Um dos problemas que o País enfrenta concerne a quem governa, isto é, quem decide em última instância. Há todo um desenho constitucional que estabelece a separação de Poderes, a partir do compartilhamento da autoridade, bem como suas distintas prerrogativas e competências.

Acontece que esse belo desenho termina por não ser efetivo quando os Poderes, além de outros que procuram afirmar-se, não só não se entendem, como abrem espaço a diferentes tipos de arbitrariedades. Não basta um texto que todos dizem respeitar se ele se mostra incapaz de regrar as relações sociais, econômicas e políticas em proveito do bem coletivo.


Formalmente, o País é organizado constitucionalmente em três Poderes, o Executivo, o Legislativo e o Judiciário.

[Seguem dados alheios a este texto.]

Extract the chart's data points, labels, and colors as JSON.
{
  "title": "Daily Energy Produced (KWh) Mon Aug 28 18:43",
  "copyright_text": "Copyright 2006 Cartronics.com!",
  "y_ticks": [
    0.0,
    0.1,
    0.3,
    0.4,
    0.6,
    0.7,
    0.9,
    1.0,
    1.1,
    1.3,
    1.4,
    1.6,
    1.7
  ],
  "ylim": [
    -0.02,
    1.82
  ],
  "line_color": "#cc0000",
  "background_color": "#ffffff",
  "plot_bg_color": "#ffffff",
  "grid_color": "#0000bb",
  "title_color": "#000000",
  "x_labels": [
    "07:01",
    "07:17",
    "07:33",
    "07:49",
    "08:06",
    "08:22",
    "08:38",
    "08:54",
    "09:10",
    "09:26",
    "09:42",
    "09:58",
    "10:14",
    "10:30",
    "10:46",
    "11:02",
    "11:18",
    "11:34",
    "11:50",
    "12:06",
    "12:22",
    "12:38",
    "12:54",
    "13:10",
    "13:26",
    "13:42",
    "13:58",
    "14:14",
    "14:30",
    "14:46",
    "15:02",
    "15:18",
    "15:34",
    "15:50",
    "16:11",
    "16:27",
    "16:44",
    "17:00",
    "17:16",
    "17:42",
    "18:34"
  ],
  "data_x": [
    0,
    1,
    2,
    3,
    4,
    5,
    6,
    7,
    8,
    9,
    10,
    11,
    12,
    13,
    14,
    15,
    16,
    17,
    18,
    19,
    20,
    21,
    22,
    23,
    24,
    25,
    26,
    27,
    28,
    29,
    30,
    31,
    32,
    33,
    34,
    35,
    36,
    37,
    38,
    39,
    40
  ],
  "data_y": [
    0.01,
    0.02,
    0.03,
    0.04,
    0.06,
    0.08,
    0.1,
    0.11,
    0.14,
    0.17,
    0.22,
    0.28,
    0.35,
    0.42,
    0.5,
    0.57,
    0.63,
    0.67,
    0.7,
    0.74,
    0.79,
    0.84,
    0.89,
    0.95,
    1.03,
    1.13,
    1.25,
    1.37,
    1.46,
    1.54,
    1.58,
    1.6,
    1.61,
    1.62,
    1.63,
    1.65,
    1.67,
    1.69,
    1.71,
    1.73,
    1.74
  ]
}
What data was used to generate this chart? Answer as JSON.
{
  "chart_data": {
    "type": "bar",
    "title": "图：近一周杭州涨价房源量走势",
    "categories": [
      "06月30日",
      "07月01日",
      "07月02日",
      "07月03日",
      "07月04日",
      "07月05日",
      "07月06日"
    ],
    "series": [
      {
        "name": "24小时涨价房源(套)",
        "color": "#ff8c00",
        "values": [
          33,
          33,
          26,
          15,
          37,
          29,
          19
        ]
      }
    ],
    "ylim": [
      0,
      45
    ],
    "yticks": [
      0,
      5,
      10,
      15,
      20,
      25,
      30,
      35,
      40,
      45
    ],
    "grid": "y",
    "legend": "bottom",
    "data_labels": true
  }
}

Quando observamos a realidade, contudo, constatamos que, materialmente, a organização efetiva é bem diferente, com mais outros três Poderes se acrescentando aos iniciais, a saber, o Ministério Público, o Tribunal de Contas da União e a Polícia Federal. Como se não fosse suficiente, alguns destes são constituídos de micropoderes internos que se arrogam independência de suas autoridades hierárquicas.

O Ministério Público aparece não somente como um Poder independente, como tem a pretensão de invadir o espaço de outros Poderes. A partir de uma hermenêutica criativa, cada promotor, por exemplo, passou a gozar de uma independência individual como se fosse a expressão concreta de uma autonomia funcional. As portas ficam escancaradas para cada indivíduo interpretar a lei como bem entender.

O caso das delações em cascata, absolutamente sem controle, é um exemplo de como uma máquina de denúncias invadiu a competência dos demais Poderes, lançando nomes inocentes ao opróbrio. Delações não acompanhadas de provas são ineptas, porém os vazamentos já se tornam nesse meio tempo uma condenação pública.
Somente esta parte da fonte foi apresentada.